School build marred by abuse of rights
Entrepreneurs are under the obligation to charge turnover (or value-added) tax on all products they supply and/or all services they render for valuable consideration. A customer will be deemed to have been “supplied” with a particular item as soon as the control of that item has been surrendered to him or it. Sometimes the mere transfer of legal title is not enough to achieve such transition of control.
The Supreme Court was asked to address the question as to whether a municipality had or had not given possession of a newly built school building to a foundation. Legal title in respect of the building had duly transferred. The Advocate General in her Statement of Findings argued that the power to dispose of the school building as a quasi-owner could not be said to have transferred to the foundation owing to the municipality having incorporated a whole ream of restrictive conditions in the transaction, so that there could not be any question of “transfer” as defined in the Netherlands Turnover Tax. The Supreme Court – on reference to a recent ruling in a similar case – begged to differ, arguing that there had most certainly been a question of transfer as per prevailing legislation. The statutory restriction of the power to divest oneself of school buildings, the Court argued, was irrelevant as long as the building in question in terms of designated use was earmarked for providing education. The transfer of title to the foundation as the competent authority in terms of turnover tax had to be acknowledged as possession having been surrendered by the municipality. The buy-back option included in the contract of sale, the Supreme Court went on to state, did nothing to detract from the fact that the building had indeed transferred from one party to another.
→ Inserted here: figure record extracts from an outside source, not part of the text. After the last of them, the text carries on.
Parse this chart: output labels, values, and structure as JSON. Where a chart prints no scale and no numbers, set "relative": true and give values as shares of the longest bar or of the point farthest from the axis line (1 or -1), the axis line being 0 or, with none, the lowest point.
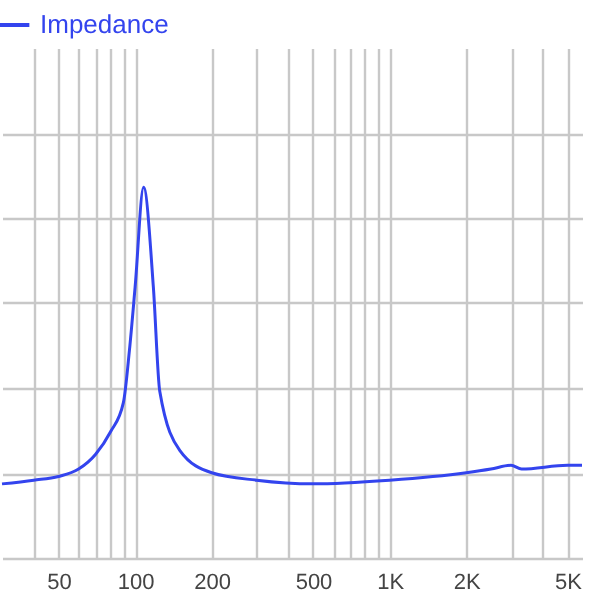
{
  "chart_data": {
    "type": "line",
    "relative": true,
    "log": "x",
    "grid": true,
    "legend": "top left",
    "line_style": "solid",
    "marker": "none",
    "x": [
      30,
      40,
      50,
      60,
      70,
      80,
      90,
      95,
      100,
      108,
      118,
      125,
      150,
      200,
      300,
      500,
      1000,
      2000,
      2500,
      3000,
      3300,
      5000,
      5700
    ],
    "xlim": [
      30,
      5700
    ],
    "xticks": [
      {
        "value": 40,
        "label": null
      },
      50,
      {
        "value": 60,
        "label": null
      },
      {
        "value": 70,
        "label": null
      },
      {
        "value": 80,
        "label": null
      },
      {
        "value": 90,
        "label": null
      },
      100,
      200,
      {
        "value": 300,
        "label": null
      },
      {
        "value": 400,
        "label": null
      },
      500,
      {
        "value": 600,
        "label": null
      },
      {
        "value": 700,
        "label": null
      },
      {
        "value": 800,
        "label": null
      },
      {
        "value": 900,
        "label": null
      },
      {
        "value": 1000,
        "label": "1K"
      },
      {
        "value": 2000,
        "label": "2K"
      },
      {
        "value": 3000,
        "label": null
      },
      {
        "value": 4000,
        "label": null
      },
      {
        "value": 5000,
        "label": "5K"
      }
    ],
    "tick_labels": "x",
    "series": [
      {
        "name": "Impedance",
        "color": "#3344ee",
        "values": [
          0.2,
          0.21,
          0.22,
          0.24,
          0.28,
          0.34,
          0.42,
          0.56,
          0.73,
          1.0,
          0.73,
          0.45,
          0.29,
          0.23,
          0.21,
          0.2,
          0.21,
          0.23,
          0.24,
          0.25,
          0.24,
          0.25,
          0.25
        ]
      }
    ]
  }
}
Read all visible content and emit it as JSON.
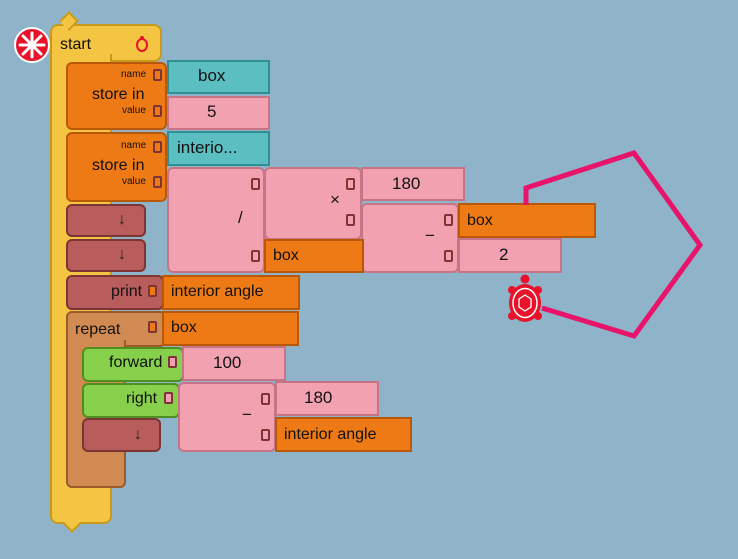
{
  "start_block": {
    "label": "start",
    "icon": "turtle-icon"
  },
  "store1": {
    "label": "store in",
    "name_label": "name",
    "value_label": "value",
    "name_value": "box",
    "value_value": "5"
  },
  "store2": {
    "label": "store in",
    "name_label": "name",
    "value_label": "value",
    "name_value": "interio...",
    "op_divide": "/",
    "op_multiply": "×",
    "op_minus": "−",
    "num_180": "180",
    "var_box": "box",
    "var_box2": "box",
    "num_2": "2"
  },
  "stubs": {
    "arrow1": "↓",
    "arrow2": "↓",
    "arrow3": "↓"
  },
  "print_block": {
    "label": "print",
    "value": "interior angle"
  },
  "repeat_block": {
    "label": "repeat",
    "value": "box"
  },
  "forward_block": {
    "label": "forward",
    "value": "100"
  },
  "right_block": {
    "label": "right",
    "op_minus": "−",
    "num_180": "180",
    "value": "interior angle"
  },
  "colors": {
    "canvas": "#8fb4c9",
    "path": "#e8136a",
    "turtle": "#e8132a"
  }
}
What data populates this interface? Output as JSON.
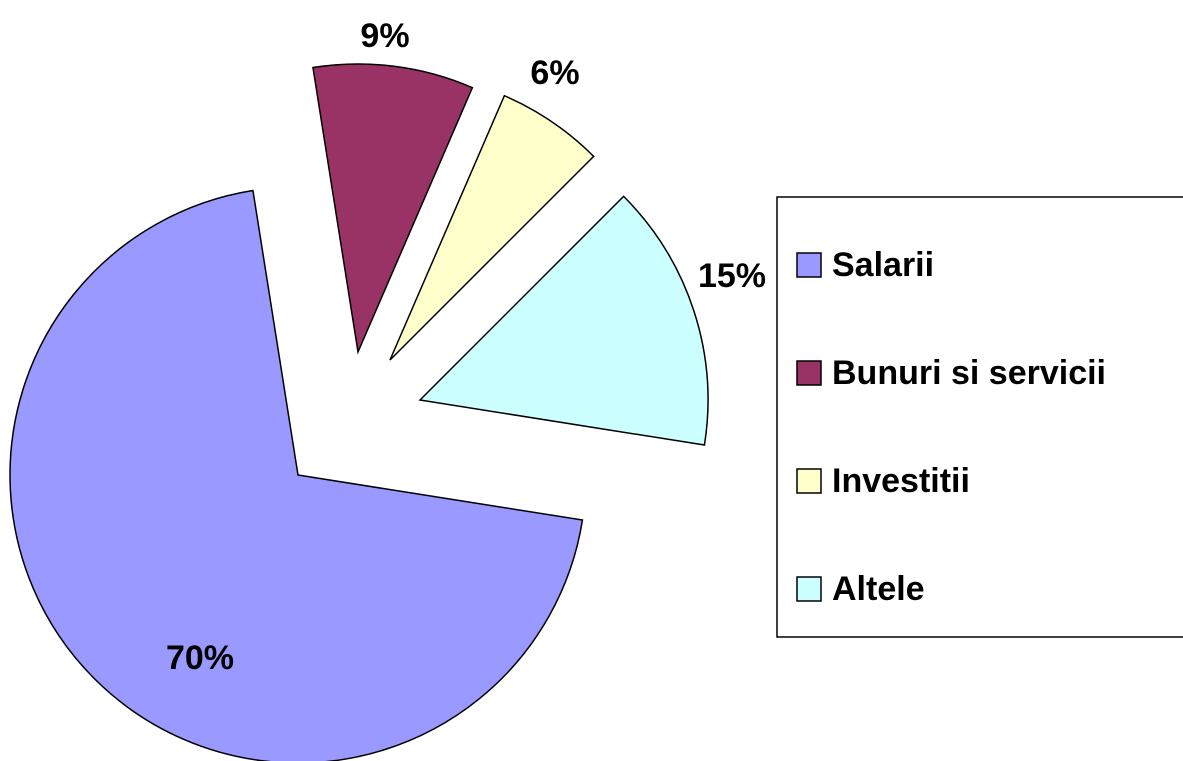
{
  "chart_data": {
    "type": "pie",
    "categories": [
      "Salarii",
      "Bunuri si servicii",
      "Investitii",
      "Altele"
    ],
    "values": [
      70,
      9,
      6,
      15
    ],
    "value_labels": [
      "70%",
      "9%",
      "6%",
      "15%"
    ],
    "colors": [
      "#9999ff",
      "#993366",
      "#ffffcc",
      "#ccffff"
    ],
    "legend": "right"
  }
}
The Bois-le-Duc Court of Appeal, to which the matter was referred back by the Supreme Court, ruled that there had been a question of abuse of rights and that the municipality for this reason lacked entitlement to dock the turnover tax charged in connection with the construction of the school building. According to the European Court of Justice in its Halifax ruling, “abuse of rights” is contingent upon the following dual requirements being met: first, the awarding of a tax gain in breach of the purport of the EU Directives and second, the express intention on the part of those involved to secure said tax gain. It was abundantly clear that the latter had been the object of the contractual transfer, enabling as it did the docking of turnover tax at municipal level whereas this would have been impossible at the level of the foundation. The municipality from the start could have opted for a “reduced turnover tax” set-up. By doing so at too late a stage, when the build had already got well under way, the municipality had created an artificial right to deduct turnover tax, contrary to the neutrality principle underpinning the turnover tax regime and the purport of the relevant EU Directive.